Pas complètement, rassurez-vous. Nous n'en sommes pas encore au stade où Google répond à votre chef, accepte une invitation à dîner chez votre belle-mère et réserve les billets de train dans la foulée.
Mais nous nous en approchons tout doucement.
E-mail assisté par ordinateur - avantage organisationnel vs coût cognitif
Alors que je rédigeais un message parfaitement banal, Gmail s'est mis à me suggérer la suite de mes phrases. J'écris quelques mots, il propose la fin. J'appuie sur une touche, il complète.
La première réaction est un mélange de fascination et de méfiance, un peu comme lorsqu'un collègue termine votre phrase avant vous.
Parfois il a raison. Parfois il est complètement à côté de la plaque.
Mais au-delà de l'effet « waouh », cela m'a fait réfléchir : pendant des années, les outils de messagerie ont cherché à mieux classer les e-mails. Puis à mieux les rechercher.
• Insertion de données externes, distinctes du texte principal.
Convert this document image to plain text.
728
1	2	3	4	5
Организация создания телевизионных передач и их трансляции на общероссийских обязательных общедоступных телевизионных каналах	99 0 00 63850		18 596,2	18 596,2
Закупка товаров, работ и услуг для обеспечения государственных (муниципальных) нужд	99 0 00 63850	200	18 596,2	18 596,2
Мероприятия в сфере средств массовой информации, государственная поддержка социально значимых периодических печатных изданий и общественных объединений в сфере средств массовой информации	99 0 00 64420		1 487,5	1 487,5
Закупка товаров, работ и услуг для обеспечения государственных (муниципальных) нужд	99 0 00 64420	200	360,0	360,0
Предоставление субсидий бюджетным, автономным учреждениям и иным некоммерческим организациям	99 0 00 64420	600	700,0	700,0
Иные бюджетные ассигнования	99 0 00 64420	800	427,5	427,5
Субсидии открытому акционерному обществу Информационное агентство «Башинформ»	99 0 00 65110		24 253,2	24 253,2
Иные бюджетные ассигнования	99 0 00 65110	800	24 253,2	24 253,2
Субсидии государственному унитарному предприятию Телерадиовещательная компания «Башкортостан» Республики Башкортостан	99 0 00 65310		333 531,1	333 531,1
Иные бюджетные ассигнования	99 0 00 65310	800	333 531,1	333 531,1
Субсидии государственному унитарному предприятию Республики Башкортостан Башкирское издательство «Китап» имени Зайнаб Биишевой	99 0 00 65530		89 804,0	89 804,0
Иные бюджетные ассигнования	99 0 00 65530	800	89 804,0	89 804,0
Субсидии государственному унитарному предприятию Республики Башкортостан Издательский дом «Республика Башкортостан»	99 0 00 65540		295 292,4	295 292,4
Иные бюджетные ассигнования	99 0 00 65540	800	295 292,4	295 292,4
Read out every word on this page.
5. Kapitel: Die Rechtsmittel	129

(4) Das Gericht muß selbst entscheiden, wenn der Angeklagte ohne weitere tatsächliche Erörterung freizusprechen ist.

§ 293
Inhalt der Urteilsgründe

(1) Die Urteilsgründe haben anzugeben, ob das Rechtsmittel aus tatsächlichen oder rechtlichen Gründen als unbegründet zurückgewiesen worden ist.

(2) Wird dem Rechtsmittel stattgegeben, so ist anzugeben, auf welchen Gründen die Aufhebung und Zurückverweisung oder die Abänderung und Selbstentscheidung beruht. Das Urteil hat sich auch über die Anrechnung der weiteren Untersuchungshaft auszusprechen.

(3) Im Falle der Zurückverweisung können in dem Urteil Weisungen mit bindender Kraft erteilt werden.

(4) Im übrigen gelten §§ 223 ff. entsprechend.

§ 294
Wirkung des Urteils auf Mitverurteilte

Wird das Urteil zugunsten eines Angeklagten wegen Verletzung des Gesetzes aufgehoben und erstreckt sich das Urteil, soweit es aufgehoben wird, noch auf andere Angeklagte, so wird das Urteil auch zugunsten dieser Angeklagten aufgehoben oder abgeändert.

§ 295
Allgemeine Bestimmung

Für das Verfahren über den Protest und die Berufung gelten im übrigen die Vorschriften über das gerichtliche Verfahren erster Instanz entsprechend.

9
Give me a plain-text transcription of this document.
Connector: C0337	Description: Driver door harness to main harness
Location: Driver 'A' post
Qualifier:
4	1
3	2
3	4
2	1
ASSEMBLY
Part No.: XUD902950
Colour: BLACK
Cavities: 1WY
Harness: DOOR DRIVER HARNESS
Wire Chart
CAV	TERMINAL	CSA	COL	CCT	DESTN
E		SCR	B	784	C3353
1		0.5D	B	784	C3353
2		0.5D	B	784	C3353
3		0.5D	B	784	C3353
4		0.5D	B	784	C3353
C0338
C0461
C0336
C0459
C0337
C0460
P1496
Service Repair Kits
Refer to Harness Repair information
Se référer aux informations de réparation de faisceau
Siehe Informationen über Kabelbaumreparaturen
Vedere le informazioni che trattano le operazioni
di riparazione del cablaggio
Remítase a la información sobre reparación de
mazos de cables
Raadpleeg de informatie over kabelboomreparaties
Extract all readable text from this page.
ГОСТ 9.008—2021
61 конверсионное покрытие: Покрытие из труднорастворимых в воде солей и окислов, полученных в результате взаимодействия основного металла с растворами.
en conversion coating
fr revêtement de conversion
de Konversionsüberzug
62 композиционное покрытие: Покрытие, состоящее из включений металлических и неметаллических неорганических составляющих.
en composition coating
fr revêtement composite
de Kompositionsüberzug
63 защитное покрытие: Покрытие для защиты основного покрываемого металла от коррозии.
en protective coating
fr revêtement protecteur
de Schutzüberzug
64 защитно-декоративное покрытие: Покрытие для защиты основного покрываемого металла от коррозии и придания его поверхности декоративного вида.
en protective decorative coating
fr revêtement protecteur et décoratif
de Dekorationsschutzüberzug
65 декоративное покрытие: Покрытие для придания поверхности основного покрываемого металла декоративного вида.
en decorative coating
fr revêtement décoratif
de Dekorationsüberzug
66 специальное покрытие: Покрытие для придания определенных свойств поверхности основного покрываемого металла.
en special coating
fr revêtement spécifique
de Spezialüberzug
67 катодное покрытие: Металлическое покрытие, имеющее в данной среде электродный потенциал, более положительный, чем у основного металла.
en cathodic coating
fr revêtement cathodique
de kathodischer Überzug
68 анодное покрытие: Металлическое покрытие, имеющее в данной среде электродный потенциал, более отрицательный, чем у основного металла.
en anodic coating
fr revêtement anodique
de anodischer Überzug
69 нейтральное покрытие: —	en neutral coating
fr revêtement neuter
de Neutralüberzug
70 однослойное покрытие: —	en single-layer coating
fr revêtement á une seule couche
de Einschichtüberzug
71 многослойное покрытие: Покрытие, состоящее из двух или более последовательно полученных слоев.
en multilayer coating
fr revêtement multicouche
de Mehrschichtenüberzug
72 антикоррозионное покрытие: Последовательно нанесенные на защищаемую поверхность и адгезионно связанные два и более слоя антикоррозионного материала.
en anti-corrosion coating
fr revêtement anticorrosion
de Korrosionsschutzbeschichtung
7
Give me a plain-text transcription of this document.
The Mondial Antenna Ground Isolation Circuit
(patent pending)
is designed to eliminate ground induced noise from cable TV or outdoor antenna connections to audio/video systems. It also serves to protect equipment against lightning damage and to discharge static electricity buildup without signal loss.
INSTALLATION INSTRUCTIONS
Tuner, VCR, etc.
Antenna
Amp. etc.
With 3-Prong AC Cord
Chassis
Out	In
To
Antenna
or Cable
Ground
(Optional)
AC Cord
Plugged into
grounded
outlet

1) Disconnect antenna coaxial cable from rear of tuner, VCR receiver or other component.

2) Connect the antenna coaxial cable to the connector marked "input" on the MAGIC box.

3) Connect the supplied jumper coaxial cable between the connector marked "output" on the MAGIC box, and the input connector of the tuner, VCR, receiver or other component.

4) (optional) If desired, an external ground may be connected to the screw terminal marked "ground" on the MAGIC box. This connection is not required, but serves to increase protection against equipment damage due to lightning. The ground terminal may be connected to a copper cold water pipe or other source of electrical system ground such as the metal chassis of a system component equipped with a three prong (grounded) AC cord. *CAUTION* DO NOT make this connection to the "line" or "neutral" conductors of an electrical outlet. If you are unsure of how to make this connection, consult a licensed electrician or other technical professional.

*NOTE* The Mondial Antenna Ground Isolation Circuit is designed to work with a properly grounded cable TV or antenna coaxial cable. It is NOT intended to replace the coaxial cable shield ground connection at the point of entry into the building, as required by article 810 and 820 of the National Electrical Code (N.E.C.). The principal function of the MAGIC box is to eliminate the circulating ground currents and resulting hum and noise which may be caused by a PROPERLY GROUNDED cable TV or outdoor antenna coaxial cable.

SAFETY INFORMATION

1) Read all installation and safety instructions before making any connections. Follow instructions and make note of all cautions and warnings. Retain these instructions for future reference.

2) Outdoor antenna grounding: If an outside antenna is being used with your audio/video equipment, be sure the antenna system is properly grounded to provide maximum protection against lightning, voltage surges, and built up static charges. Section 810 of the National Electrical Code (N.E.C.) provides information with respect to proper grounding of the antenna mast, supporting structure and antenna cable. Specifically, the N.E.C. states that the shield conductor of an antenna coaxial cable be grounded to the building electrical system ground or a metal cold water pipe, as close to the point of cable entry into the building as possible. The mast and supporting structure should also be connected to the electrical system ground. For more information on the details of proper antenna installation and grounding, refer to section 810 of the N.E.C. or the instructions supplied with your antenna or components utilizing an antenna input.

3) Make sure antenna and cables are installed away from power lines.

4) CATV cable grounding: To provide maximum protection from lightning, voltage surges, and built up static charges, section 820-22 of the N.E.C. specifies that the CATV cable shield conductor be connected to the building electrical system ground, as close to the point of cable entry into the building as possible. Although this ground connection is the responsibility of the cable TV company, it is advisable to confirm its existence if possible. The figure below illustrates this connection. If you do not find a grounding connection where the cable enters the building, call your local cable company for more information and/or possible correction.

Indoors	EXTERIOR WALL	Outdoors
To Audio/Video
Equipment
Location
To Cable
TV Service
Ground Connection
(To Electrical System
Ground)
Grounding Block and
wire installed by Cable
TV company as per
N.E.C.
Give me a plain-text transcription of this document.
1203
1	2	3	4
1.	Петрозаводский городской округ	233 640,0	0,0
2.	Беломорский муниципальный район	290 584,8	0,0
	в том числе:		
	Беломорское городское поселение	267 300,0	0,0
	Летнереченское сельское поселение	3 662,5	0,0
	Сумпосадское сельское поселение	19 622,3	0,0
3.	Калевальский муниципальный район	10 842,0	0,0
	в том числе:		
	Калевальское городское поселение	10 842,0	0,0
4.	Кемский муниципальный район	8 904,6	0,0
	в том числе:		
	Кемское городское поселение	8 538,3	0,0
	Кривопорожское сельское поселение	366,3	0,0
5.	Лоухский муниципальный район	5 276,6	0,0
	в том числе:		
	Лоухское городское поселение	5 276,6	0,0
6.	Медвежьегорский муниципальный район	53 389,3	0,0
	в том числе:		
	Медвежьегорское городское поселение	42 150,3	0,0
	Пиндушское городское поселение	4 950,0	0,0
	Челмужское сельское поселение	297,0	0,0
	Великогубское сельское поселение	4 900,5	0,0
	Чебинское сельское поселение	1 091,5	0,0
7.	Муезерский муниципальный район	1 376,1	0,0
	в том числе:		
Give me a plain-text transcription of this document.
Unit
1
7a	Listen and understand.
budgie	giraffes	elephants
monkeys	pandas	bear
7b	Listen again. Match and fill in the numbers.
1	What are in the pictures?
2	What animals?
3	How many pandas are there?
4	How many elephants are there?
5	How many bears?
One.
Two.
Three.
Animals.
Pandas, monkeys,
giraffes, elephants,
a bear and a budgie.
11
Puis à mieux les filtrer.
Aujourd'hui, ils commencent à participer à leur rédaction, et c'est une évolution importante.
Car le problème de l'e-mail n'est plus vraiment technique. Nous savons tous recevoir un message, l'archiver ou le retrouver. Le véritable coût est cognitif.
Chaque mail nécessite une série de microdécisions :
- répondre maintenant ou plus tard ;
- rédiger une phrase diplomatique ;
- retrouver une formule de politesse ;
- expliquer pour la dixième fois la même chose.
L'énergie dépensée est faible pour chaque message, mais considérable sur une journée complète.
Si un logiciel peut me faire gagner quelques secondes sur chacun de ces gestes répétitifs, le gain final devient intéressant.
Reste une question : à partir de quel moment cessons-nous d'écrire ?
Je ne parle pas de littérature ou de philosophie, mais simplement de communication professionnelle.
Combien de nos e-mails sont réellement originaux ?
Je soupçonne que la proportion est beaucoup plus faible que nous l'imaginons. Si Gmail apprend à rédiger les banalités, nous pourrons peut-être consacrer davantage d'attention à ce qui mérite vraiment notre réflexion.
À condition, bien sûr, de ne pas utiliser ce temps gagné pour traiter encore plus d'e-mails.
Comme souvent en matière de productivité, le problème n'est pas l'outil, c'est ce que nous faisons du temps qu'il nous rend.